If a company is working on processes or methods involved in therapeutic treatments for the human body that have economic utility, it can seek a patent.
A company cannot, however, patent things found in nature, including, for obvious bioethical reasons, the human body or the biological process for its generation.
“Broadly speaking, genes as found in nature are not patentable in either Australia or the US, as they are products of nature, which are per se excluded from patentability,” Klinkradt said.
The Myriad case changed the bioethical landscape for patent attorneys. In that case, the company tried to patent a breast cancer gene sequence. The court ruled that the company can’t patent the sequence because it was simply information. In effect, the company can’t own a gene in a person but may have rights regarding the isolated and changed form.
“The rule before Myriad was that while the matter is in your body it’s a part of nature, it’s only when it’s taken out that it can be subject to a patent,” Klinkradt said. “Things have changed dramatically since then, with a concern forming that a company could own the gene in your body, which wasn’t true.
“There was then the matter of the application of the gene – if you don’t have some specific credible use for that gene, then you’ve got nothing. A company holding a patent has to have some purpose for it. And then, we can claim it.”
Micro-organisms, such as yeast, can be patented, and plants or animals that have been produced with a high level of genetic engineering or technological intervention may also be patentable.
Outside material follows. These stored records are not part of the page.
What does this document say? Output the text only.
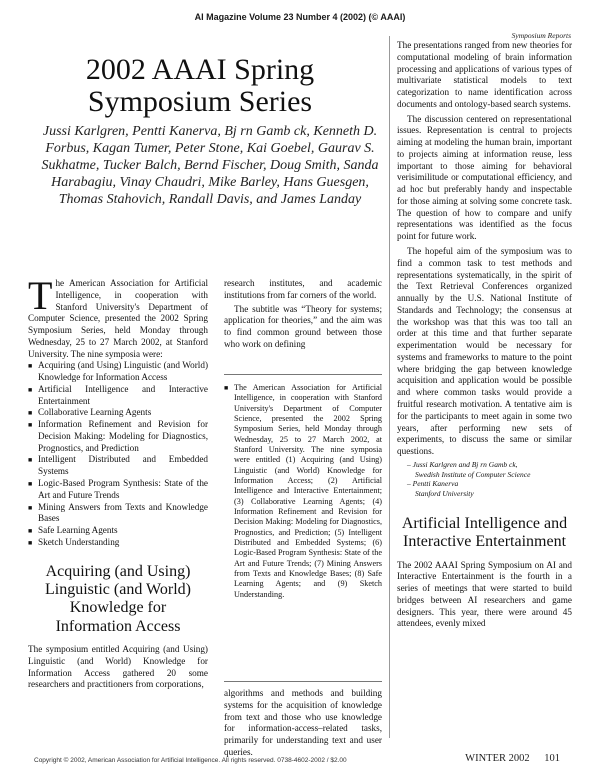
AI Magazine Volume 23 Number 4 (2002) (© AAAI)
Symposium Reports
2002 AAAI Spring
Symposium Series
Jussi Karlgren, Pentti Kanerva, Bj rn Gamb ck, Kenneth D. Forbus, Kagan Tumer, Peter Stone, Kai Goebel, Gaurav S. Sukhatme, Tucker Balch, Bernd Fischer, Doug Smith, Sanda Harabagiu, Vinay Chaudri, Mike Barley, Hans Guesgen, Thomas Stahovich, Randall Davis, and James Landay

The American Association for Artificial Intelligence, in cooperation with Stanford University's Department of Computer Science, presented the 2002 Spring Symposium Series, held Monday through Wednesday, 25 to 27 March 2002, at Stanford University. The nine symposia were:

■ Acquiring (and Using) Linguistic (and World) Knowledge for Information Access
■ Artificial Intelligence and Interactive Entertainment
■ Collaborative Learning Agents
■ Information Refinement and Revision for Decision Making: Modeling for Diagnostics, Prognostics, and Prediction
■ Intelligent Distributed and Embedded Systems
■ Logic-Based Program Synthesis: State of the Art and Future Trends
■ Mining Answers from Texts and Knowledge Bases
■ Safe Learning Agents
■ Sketch Understanding
Acquiring (and Using) Linguistic (and World) Knowledge for Information Access

The symposium entitled Acquiring (and Using) Linguistic (and World) Knowledge for Information Access gathered 20 some researchers and practitioners from corporations,

research institutes, and academic institutions from far corners of the world.

The subtitle was “Theory for systems; application for theories,” and the aim was to find common ground between those who work on defining

■ The American Association for Artificial Intelligence, in cooperation with Stanford University's Department of Computer Science, presented the 2002 Spring Symposium Series, held Monday through Wednesday, 25 to 27 March 2002, at Stanford University. The nine symposia were entitled (1) Acquiring (and Using) Linguistic (and World) Knowledge for Information Access; (2) Artificial Intelligence and Interactive Entertainment; (3) Collaborative Learning Agents; (4) Information Refinement and Revision for Decision Making: Modeling for Diagnostics, Prognostics, and Prediction; (5) Intelligent Distributed and Embedded Systems; (6) Logic-Based Program Synthesis: State of the Art and Future Trends; (7) Mining Answers from Texts and Knowledge Bases; (8) Safe Learning Agents; and (9) Sketch Understanding.

algorithms and methods and building systems for the acquisition of knowledge from text and those who use knowledge for information-access–related tasks, primarily for understanding text and user queries.

The presentations ranged from new theories for computational modeling of brain information processing and applications of various types of multivariate statistical models to text categorization to name identification across documents and ontology-based search systems.

The discussion centered on representational issues. Representation is central to projects aiming at modeling the human brain, important to projects aiming at information reuse, less important to those aiming for behavioral verisimilitude or computational efficiency, and ad hoc but preferably handy and inspectable for those aiming at solving some concrete task. The question of how to compare and unify representations was identified as the focus point for future work.

The hopeful aim of the symposium was to find a common task to test methods and representations systematically, in the spirit of the Text Retrieval Conferences organized annually by the U.S. National Institute of Standards and Technology; the consensus at the workshop was that this was too tall an order at this time and that further separate experimentation would be necessary for systems and frameworks to mature to the point where bridging the gap between knowledge acquisition and application would be possible and where common tasks would provide a fruitful research motivation. A tentative aim is for the participants to meet again in some two years, after performing new sets of experiments, to discuss the same or similar questions.

– Jussi Karlgren and Bj rn Gamb ck,
Swedish Institute of Computer Science
– Pentti Kanerva
Stanford University
Artificial Intelligence and Interactive Entertainment

The 2002 AAAI Spring Symposium on AI and Interactive Entertainment is the fourth in a series of meetings that were started to build bridges between AI researchers and game designers. This year, there were around 45 attendees, evenly mixed

Copyright © 2002, American Association for Artificial Intelligence. All rights reserved. 0738-4602-2002 / $2.00	WINTER 2002 101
The general term of a patent is twenty years, but there are extensions of up to five years available under the Patents Act 1990 in the medical biotech sector. These extensions recognise the lengthy regulatory process faced by companies developing therapies for human application.
“It’s a calculation around how much time the company has spent getting the work approved,” said Klinkradt.
“This is to ensure that companies that spend an enormous amount of time in clinical trials trying to get a product to market are not penalised by having their patent fall short of the twenty years.”
The patent application process is itself lengthy, and given other time pressures before commercialising a medical treatment, it can be difficult for companies to know when to take the plunge and apply for a patent.
The critical element in a patent application is novelty and for this reason, it’s sensible for companies to start the application process well before trials begin.
“Under normal circumstances, it would be best to have a patent application filed before entering into clinical trials,” Klinkradt said.
“Clinical trials typically require a lot of information to be disclosed, that information may be fatal to the novelty of the invention as required under patent law.”